Estas férias, aproveitando que estava no olho do furação cultural rsrsrsrs,  ou uma cidade chamada São Paulo, fiz algumas aquisições para minha humilde biblioteca, e venho compartilhar com vocês. Eu gosto de arrumar minhas estantes e ir lembrando a história da compra de cada exemplar: data, lugar, motivo. Confesso que os últimos anos foram bem complicados, muito trabalho para conciliar com o Doutorado e fui perdendo este pequenos hábitos.

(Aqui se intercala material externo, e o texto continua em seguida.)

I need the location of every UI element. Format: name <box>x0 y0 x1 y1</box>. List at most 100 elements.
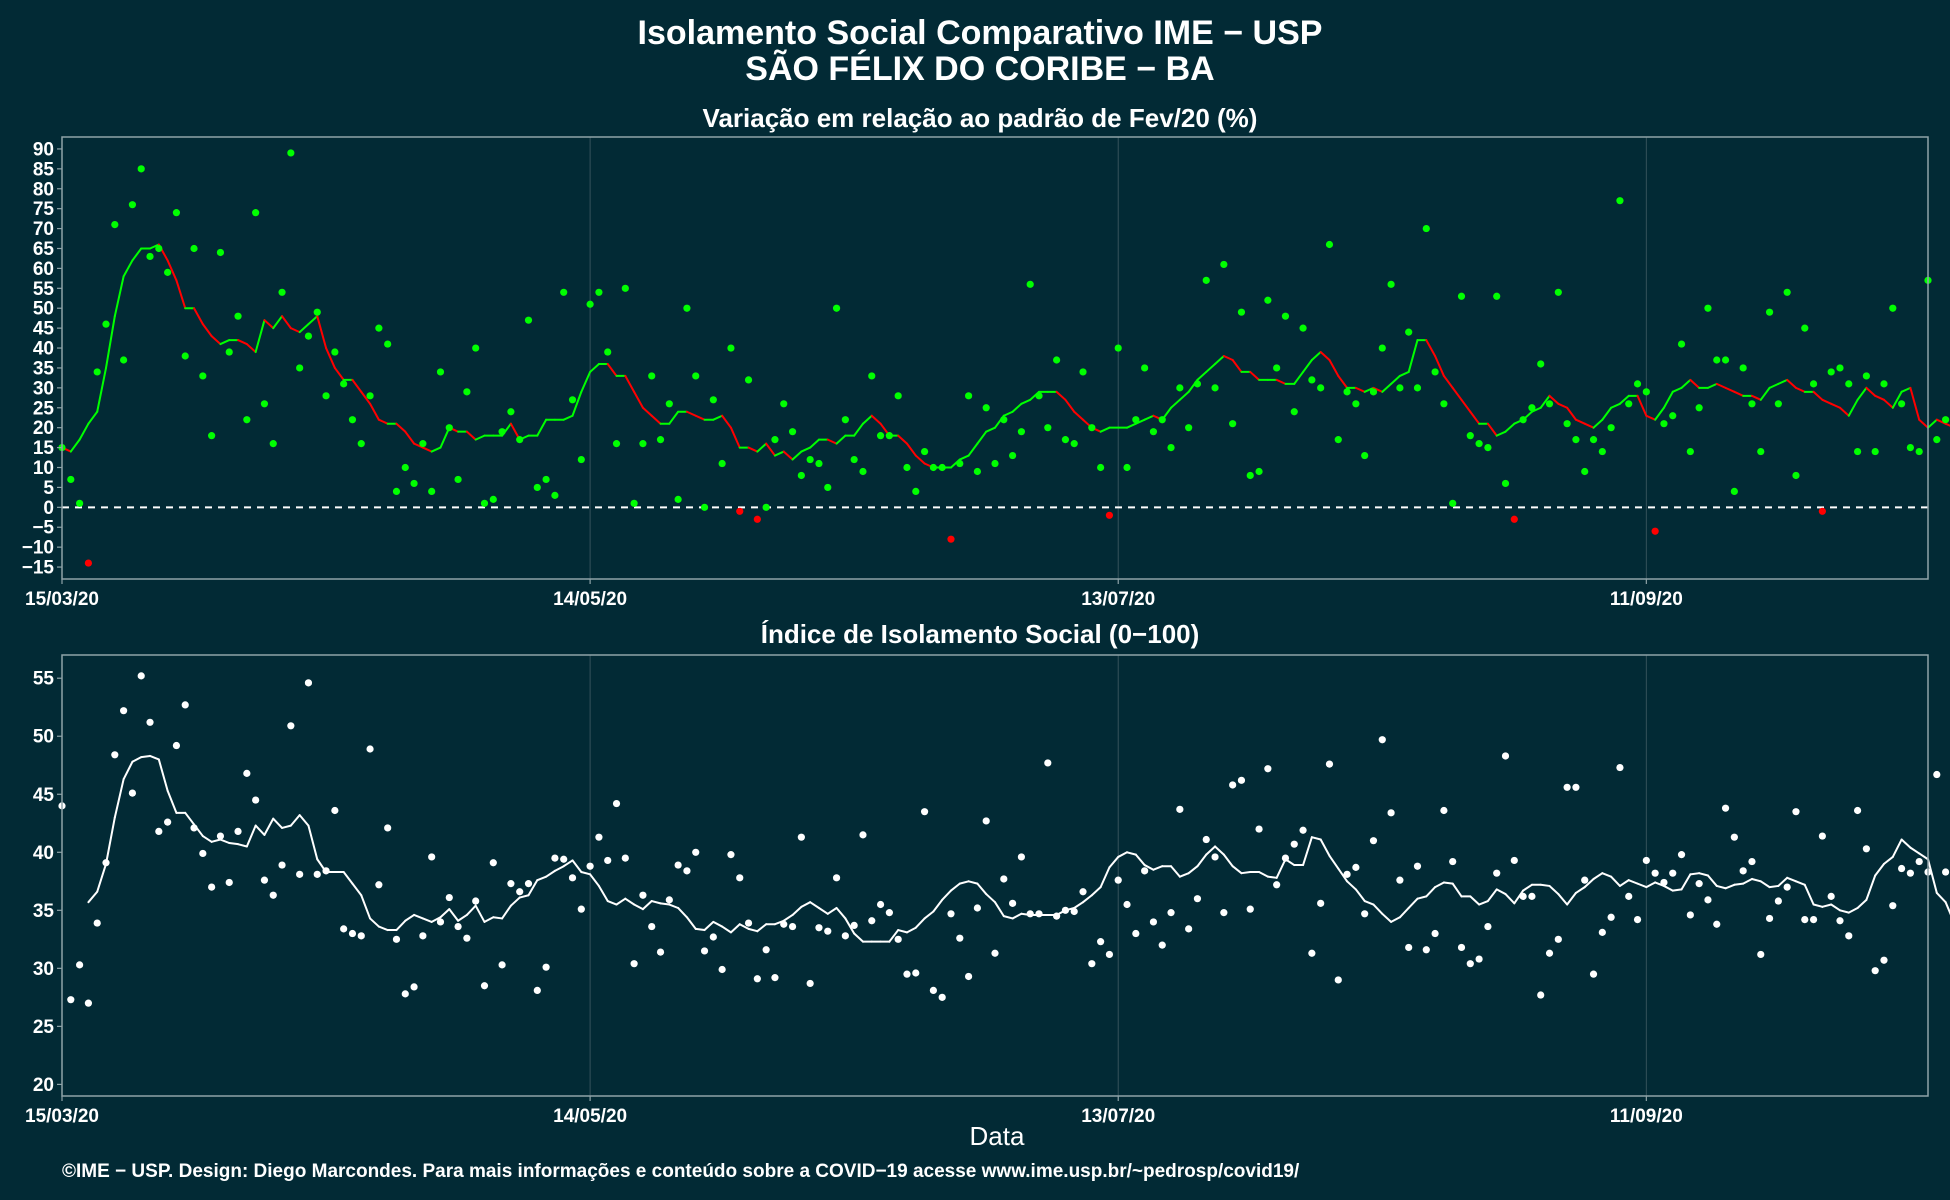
chart1-ma-segment <box>641 406 653 417</box>
chart1-data-point <box>366 392 374 400</box>
chart2-ma-segment <box>501 904 512 920</box>
chart1-data-point <box>1642 388 1650 396</box>
chart2-ma-segment <box>606 900 618 906</box>
chart2-ma-segment <box>131 756 143 763</box>
chart1-ma-segment <box>333 366 345 381</box>
chart1-ma-segment <box>1310 351 1322 361</box>
chart1-ma-segment <box>1610 402 1621 409</box>
chart2-ma-segment <box>1222 853 1234 868</box>
chart2-ma-segment <box>1847 906 1859 914</box>
chart2-ma-segment <box>210 838 222 843</box>
chart1-data-point <box>1510 515 1518 523</box>
chart1-data-point <box>287 149 295 157</box>
chart1-ma-segment <box>430 446 442 453</box>
chart2-data-point <box>595 833 603 841</box>
chart2-ma-segment <box>1231 865 1243 875</box>
chart1-ma-segment <box>1064 398 1076 413</box>
chart2-ma-segment <box>1909 846 1921 855</box>
chart2-ma-segment <box>1073 901 1085 909</box>
chart2-data-point <box>146 718 154 726</box>
chart2-data-point <box>322 867 330 875</box>
chart2-ma-segment <box>1918 852 1929 861</box>
chart2-data-point <box>621 854 629 862</box>
chart2-ma-segment <box>994 901 1005 918</box>
chart2-data-point <box>1317 899 1325 907</box>
chart1-ma-segment <box>272 315 284 330</box>
chart2-data-point <box>1765 914 1774 923</box>
chart2-xtick-label: 14/05/20 <box>553 1106 627 1127</box>
chart1-ma-segment <box>193 307 204 326</box>
chart2-data-point <box>1264 765 1272 773</box>
chart1-ma-segment <box>729 426 741 449</box>
chart2-data-point <box>1792 808 1800 816</box>
chart1-ma-segment <box>237 339 248 346</box>
chart2-ma-segment <box>1266 875 1278 879</box>
chart2-data-point <box>639 891 647 899</box>
chart1-data-point <box>542 475 550 484</box>
chart2-data-point <box>1158 941 1166 949</box>
chart2-ma-segment <box>413 913 424 920</box>
chart1-ma-segment <box>1830 402 1841 409</box>
chart2-ma-segment <box>1407 897 1419 909</box>
footer-credit: ©IME − USP. Design: Diego Marcondes. Par… <box>62 1161 1300 1182</box>
chart1-data-point <box>445 424 453 432</box>
chart2-data-point <box>771 974 779 982</box>
chart1-ma-segment <box>369 402 380 421</box>
chart2-data-point <box>1669 869 1677 877</box>
chart2-y-axis: 20 25 30 35 40 45 50 55 <box>33 669 62 1096</box>
chart2-ma-segment <box>923 910 935 920</box>
chart1-data-point <box>727 344 735 352</box>
chart1-data-point <box>560 288 568 296</box>
chart1-data-point <box>1942 416 1950 424</box>
chart2-data-point <box>445 893 453 902</box>
chart2-ytick-label: 40 <box>33 843 54 864</box>
chart2-data-point <box>1942 868 1950 876</box>
chart2-ma-segment <box>589 873 600 887</box>
chart2-data-point <box>410 983 418 991</box>
chart1-ma-segment <box>404 430 416 445</box>
chart2-ma-segment <box>553 865 565 872</box>
chart2-ma-segment <box>96 862 108 893</box>
chart2-data-point <box>1563 783 1571 791</box>
chart2-data-point <box>560 855 568 863</box>
chart2-data-point <box>1906 869 1914 877</box>
chart1-data-point <box>340 380 348 388</box>
chart1-data-point <box>1871 447 1879 456</box>
chart1-panel-border <box>61 136 1929 580</box>
chart1-ma-segment <box>580 370 592 393</box>
chart1-data-point <box>1097 463 1105 472</box>
chart1-ma-segment <box>1099 426 1111 433</box>
chart1-ma-segment <box>439 426 451 449</box>
chart2-ma-segment <box>465 904 477 916</box>
chart2-data-point <box>1343 870 1351 878</box>
chart2-ma-segment <box>536 875 548 882</box>
chart1-data-point <box>639 440 647 448</box>
chart2-ma-segment <box>1645 881 1657 889</box>
chart2-data-point <box>920 808 929 816</box>
chart2-ma-segment <box>342 871 354 885</box>
chart1-data-point <box>1141 364 1149 372</box>
chart1-ytick-label: 90 <box>33 139 54 160</box>
chart2-ma-segment <box>1099 866 1111 889</box>
chart2-data-point <box>1255 825 1263 833</box>
chart2-data-point <box>1862 845 1870 853</box>
chart1-data-point <box>1325 240 1334 249</box>
chart1-data-point <box>1167 443 1175 452</box>
chart1-ma-segment <box>1442 374 1454 389</box>
chart2-data-point <box>1290 840 1298 848</box>
chart2-ma-segment <box>307 824 319 861</box>
chart1-xtick-label: 15/03/20 <box>25 589 99 610</box>
chart1-data-point <box>1149 428 1158 436</box>
chart2-ma-segment <box>1372 903 1384 915</box>
chart1-data-point <box>1114 344 1122 352</box>
chart2-data-point <box>1845 932 1853 940</box>
chart1-data-point <box>1273 364 1281 372</box>
chart2-data-point <box>1783 883 1791 891</box>
chart2-data-point <box>1405 943 1413 952</box>
chart1-ma-segment <box>835 434 847 445</box>
chart1-data-point <box>744 376 753 384</box>
chart1-ma-segment <box>624 374 636 393</box>
chart1-ma-segment <box>1372 386 1384 393</box>
chart2-xtick-label: 11/09/20 <box>1610 1106 1683 1127</box>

O post não é sobre isso, mas eu queria alertar vocês sobre como o excesso do dia a dia, e mesmo daquilo que a gente acha que nunca nos atrapalha, acaba sugando nossas energias, e tirando o nosso foco de coisas que gostamos e que nos fazem felizes. 

Fevereiro 2017

Eu sempre gostei de ler. Quando pequena, devorava as coleções que ganhava de presente da minha mãe, e fui seguindo esta linha. Quando estudante de graduação, adorava ir a biblioteca procurar títulos e autores novos para descobrir. O fato é que, com passar dos anos, eu esqueci o prazer imenso de entrar numa livraria como quem vai a um restaurante. Tateando o cardápio, escolhendo os pratos, as bebidas cuidadosamente, sem uma obrigação de procurar por isso ou aquilo, para discutir uma pesquisa, estudar mais sobre um ponto solto na tese etc.